Ele classifica o acidente como “bobo”, mas que teve graves consequências. O jovem estava conversando com amigos às margens de uma rodovia, quando um conhecido chegou em uma motocicleta. Ele estava prestes a terminar a CNH e queria comprar uma moto na época. 

“Era uma 150 Titan, novidade na região, e era a que eu queria comprar. Embarquei na garupa com ela ligada, ele estava distraído com a conversa e deu uma empinada sem querer. Na mesma hora, eu caí para trás e apaguei. Acordei 15 dias depois no hospital totalmente paralisado do pescoço para baixo”, explica Mateus. 

Diego com o prêmio de destaque municipal de futebol em São Ludgero, em 2004. Foto: Arquivo Pessoal.

Apesar de não sofrer nenhum arranhão no corpo, Diego quebrou três vértebras da medula espinhal no acidente e ficou tetraplégico. Seus amigos até tentaram acordá-lo, mas isso machucou ainda mais a medula. As lesões também afetaram o sistema respiratório, com o diafragma parado, médicos falavam que, se ele sobrevivesse, teria que utilizar aparelhos respiratórios pelo resto da vida.
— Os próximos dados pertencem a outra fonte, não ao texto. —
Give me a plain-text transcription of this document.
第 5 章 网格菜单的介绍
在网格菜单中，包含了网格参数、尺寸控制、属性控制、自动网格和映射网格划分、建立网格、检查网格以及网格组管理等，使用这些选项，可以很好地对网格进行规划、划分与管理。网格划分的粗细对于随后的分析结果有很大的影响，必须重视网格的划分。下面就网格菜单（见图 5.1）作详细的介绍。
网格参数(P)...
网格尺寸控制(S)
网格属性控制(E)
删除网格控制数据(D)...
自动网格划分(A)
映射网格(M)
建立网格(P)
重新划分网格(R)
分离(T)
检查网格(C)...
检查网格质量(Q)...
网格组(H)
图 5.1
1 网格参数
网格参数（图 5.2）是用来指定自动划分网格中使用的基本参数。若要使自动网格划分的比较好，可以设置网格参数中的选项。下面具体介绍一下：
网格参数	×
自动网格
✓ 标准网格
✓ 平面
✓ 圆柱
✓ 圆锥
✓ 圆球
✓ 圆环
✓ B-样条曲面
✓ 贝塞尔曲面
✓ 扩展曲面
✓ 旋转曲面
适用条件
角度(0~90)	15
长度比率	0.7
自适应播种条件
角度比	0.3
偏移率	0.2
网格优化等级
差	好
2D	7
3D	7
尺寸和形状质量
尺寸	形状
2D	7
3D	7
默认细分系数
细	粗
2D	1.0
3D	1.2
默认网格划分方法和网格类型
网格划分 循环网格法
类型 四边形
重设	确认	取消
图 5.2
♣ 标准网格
Mas, após seis meses na UTI, ele deixou a respiração mecânica e voltou para casa respirando normalmente.

Foi muito empenho meu e da equipe médica, nunca pensei em desistir. Falei que ia lutar desde o primeiro minuto e agradecia pela oportunidade, mesmo com a consequência grave, pensei nas pessoas que não tiveram uma segunda chance, me agarrei e lutei dia após dia", comenta o jovem.  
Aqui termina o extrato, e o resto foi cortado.